MacDonald T T, Spencer J
Department of Pediatric Gastroenterology, St. Bartholomew's Hospital, London, England.
Gastroenterol Clin North Am. 1992 Jun;21(2):367-86.
Epithelial adaptation clearly occurs during the course of intestinal cell-mediated immune responses to alloantigens. The adaptive response is similar to that seen in a number of enteropathies, namely villus atrophy, crypt hypertrophy, and crypt cell hyperplasia. In human fetal gut, polyclonal activation of lamina propria CD4+ T cells produces the same epithelial adaptive responses. Although these data provide overwhelming evidence that cell-mediated immune responses can cause enteropathy, the demonstration of antigen-specific T cells in the lamina propria of patients with enteropathy is still lacking, even in a disease as well-characterized as celiac disease.
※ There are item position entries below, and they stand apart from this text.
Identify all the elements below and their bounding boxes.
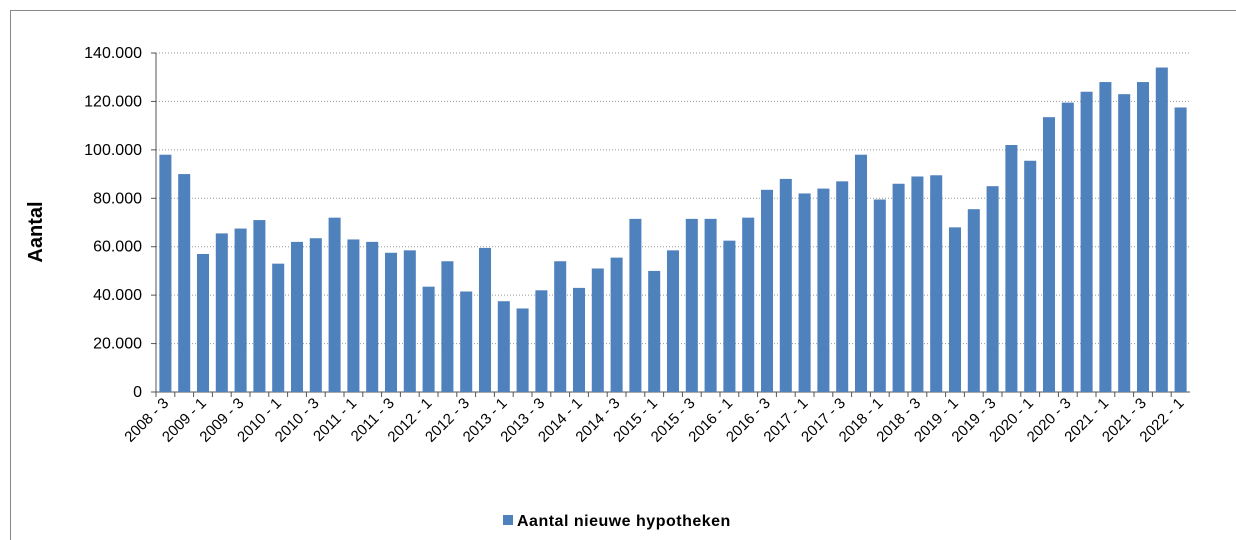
bar bbox=[403, 250, 416, 392]
bar bbox=[347, 239, 360, 392]
bar bbox=[497, 301, 510, 392]
bar bbox=[666, 250, 680, 392]
bar bbox=[1099, 82, 1112, 393]
bar bbox=[196, 253, 210, 392]
y-tick-label: 40.000 bbox=[93, 287, 142, 304]
bar bbox=[779, 178, 792, 392]
bar bbox=[1042, 117, 1056, 393]
bar bbox=[591, 268, 604, 392]
y-axis-label: Aantal bbox=[25, 201, 47, 262]
bar bbox=[159, 154, 172, 392]
bar bbox=[1118, 94, 1131, 393]
bar bbox=[704, 218, 717, 392]
y-tick-label: 0 bbox=[133, 384, 142, 401]
bar bbox=[441, 261, 454, 392]
y-tick-label: 80.000 bbox=[93, 190, 142, 207]
bar bbox=[967, 209, 980, 392]
bar bbox=[685, 218, 698, 392]
bar bbox=[572, 287, 586, 392]
y-tick-label: 120.000 bbox=[84, 93, 142, 110]
bar bbox=[516, 308, 529, 392]
y-tick-label: 140.000 bbox=[84, 45, 142, 62]
bar bbox=[1024, 160, 1037, 392]
bar bbox=[272, 263, 285, 392]
bar bbox=[535, 290, 548, 392]
bar bbox=[930, 175, 943, 392]
bar bbox=[911, 176, 924, 392]
bar bbox=[986, 186, 999, 392]
bar bbox=[948, 227, 962, 392]
frame bbox=[10, 10, 1236, 540]
bar bbox=[610, 257, 623, 392]
bar bbox=[290, 241, 304, 392]
bar bbox=[215, 233, 228, 392]
bar bbox=[253, 220, 266, 392]
legend-label: Aantal nieuwe hypotheken bbox=[517, 513, 731, 530]
bar bbox=[760, 189, 774, 392]
bar bbox=[1136, 82, 1150, 393]
bar bbox=[1080, 91, 1093, 392]
bar bbox=[629, 218, 642, 392]
bar bbox=[836, 181, 849, 392]
bar bbox=[234, 228, 247, 392]
bar bbox=[648, 270, 661, 392]
bar bbox=[817, 188, 830, 392]
bar bbox=[422, 286, 435, 392]
bar bbox=[554, 261, 567, 392]
bar bbox=[854, 154, 868, 392]
bar bbox=[1005, 145, 1018, 392]
bar bbox=[1174, 107, 1187, 392]
y-tick-label: 100.000 bbox=[84, 142, 142, 159]
y-tick-label: 20.000 bbox=[93, 336, 142, 353]
bar bbox=[892, 183, 905, 392]
bar bbox=[873, 199, 886, 392]
y-tick-label: 60.000 bbox=[93, 239, 142, 256]
bar bbox=[328, 217, 341, 392]
bar bbox=[1155, 67, 1168, 393]
legend-swatch bbox=[503, 515, 513, 525]
bar bbox=[742, 217, 755, 392]
bar bbox=[723, 240, 736, 392]
bar bbox=[478, 247, 492, 392]
bar bbox=[309, 238, 322, 392]
bar bbox=[384, 252, 398, 392]
bar bbox=[366, 241, 379, 392]
bar bbox=[460, 291, 473, 392]
bar bbox=[1061, 102, 1074, 392]
bar bbox=[178, 174, 191, 392]
bar bbox=[798, 193, 811, 392]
Epithelial adaptation in experimental and clinical situations, however, must involve a change in the mechanisms and mediators involved in normal intestinal homeostasis, such as epidermal growth factor and transforming growth factor-alpha and -beta, and in the interactions between epithelial cells and the underlying stromal cells.
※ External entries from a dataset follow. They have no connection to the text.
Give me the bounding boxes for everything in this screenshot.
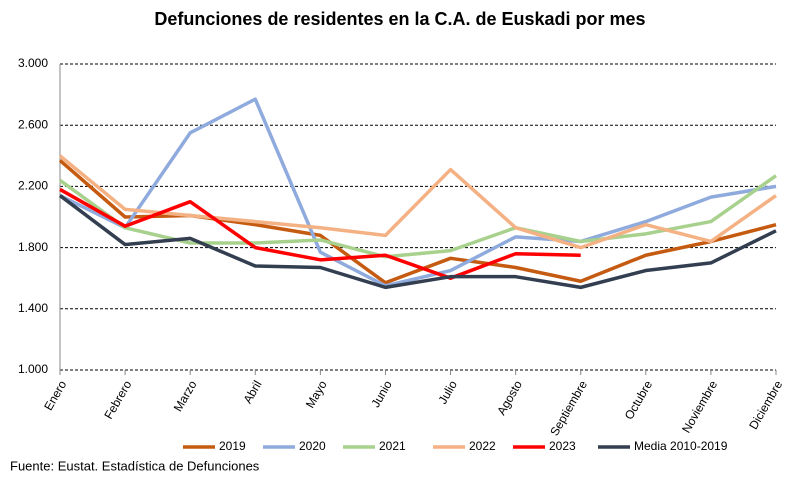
series-line [59, 97, 777, 288]
x-tick-label: Julio [435, 378, 460, 407]
series-line [58, 194, 777, 290]
series-line [59, 187, 581, 280]
x-tick-label: Febrero [101, 378, 134, 422]
x-tick-label: Agosto [494, 378, 525, 418]
y-tick-label: 1.000 [18, 362, 48, 376]
x-tick-label: Noviembre [679, 378, 720, 436]
y-tick-label: 2.200 [18, 179, 48, 193]
y-tick-label: 1.400 [18, 301, 48, 315]
chart-title: Defunciones de residentes en la C.A. de … [154, 9, 645, 29]
y-tick-label: 2.600 [18, 117, 48, 131]
x-tick-label: Enero [41, 378, 69, 413]
source: Fuente: Eustat. Estadística de Defuncion… [10, 458, 260, 473]
legend-label: Media 2010-2019 [634, 439, 728, 453]
y-tick-label: 1.800 [18, 240, 48, 254]
x-tick-label: Mayo [303, 378, 330, 411]
series-line [58, 154, 778, 250]
x-tick-label: Diciembre [746, 378, 785, 432]
legend-label: 2020 [299, 439, 326, 453]
x-tick-label: Junio [368, 378, 395, 410]
series-line [58, 159, 777, 285]
y-tick-label: 3.000 [18, 56, 48, 70]
legend-label: 2023 [549, 439, 576, 453]
legend-label: 2019 [219, 439, 246, 453]
x-tick-label: Septiembre [547, 378, 590, 438]
x-tick-label: Abril [240, 378, 264, 406]
x-tick-label: Octubre [622, 378, 656, 422]
legend-label: 2021 [379, 439, 406, 453]
legend-label: 2022 [469, 439, 496, 453]
x-tick-label: Marzo [171, 378, 200, 414]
上皮适应性显然发生在肠道细胞介导的针对同种异体抗原的免疫反应过程中。这种适应性反应类似于在多种肠病中所见的反应,即绒毛萎缩、隐窝肥大和隐窝细胞增生。在人类胎儿肠道中,固有层CD4 + T细胞的多克隆激活会产生相同的上皮适应性反应。尽管这些数据提供了压倒性的证据表明细胞介导的免疫反应可导致肠病,但即使在像乳糜泻这样特征明确的疾病中,仍缺乏在肠病患者固有层中存在抗原特异性T细胞的证据。然而,实验和临床情况下的上皮适应性必然涉及正常肠道稳态所涉及的机制和介质的变化,例如表皮生长因子、转化生长因子-α和-β,以及上皮细胞与下层基质细胞之间的相互作用。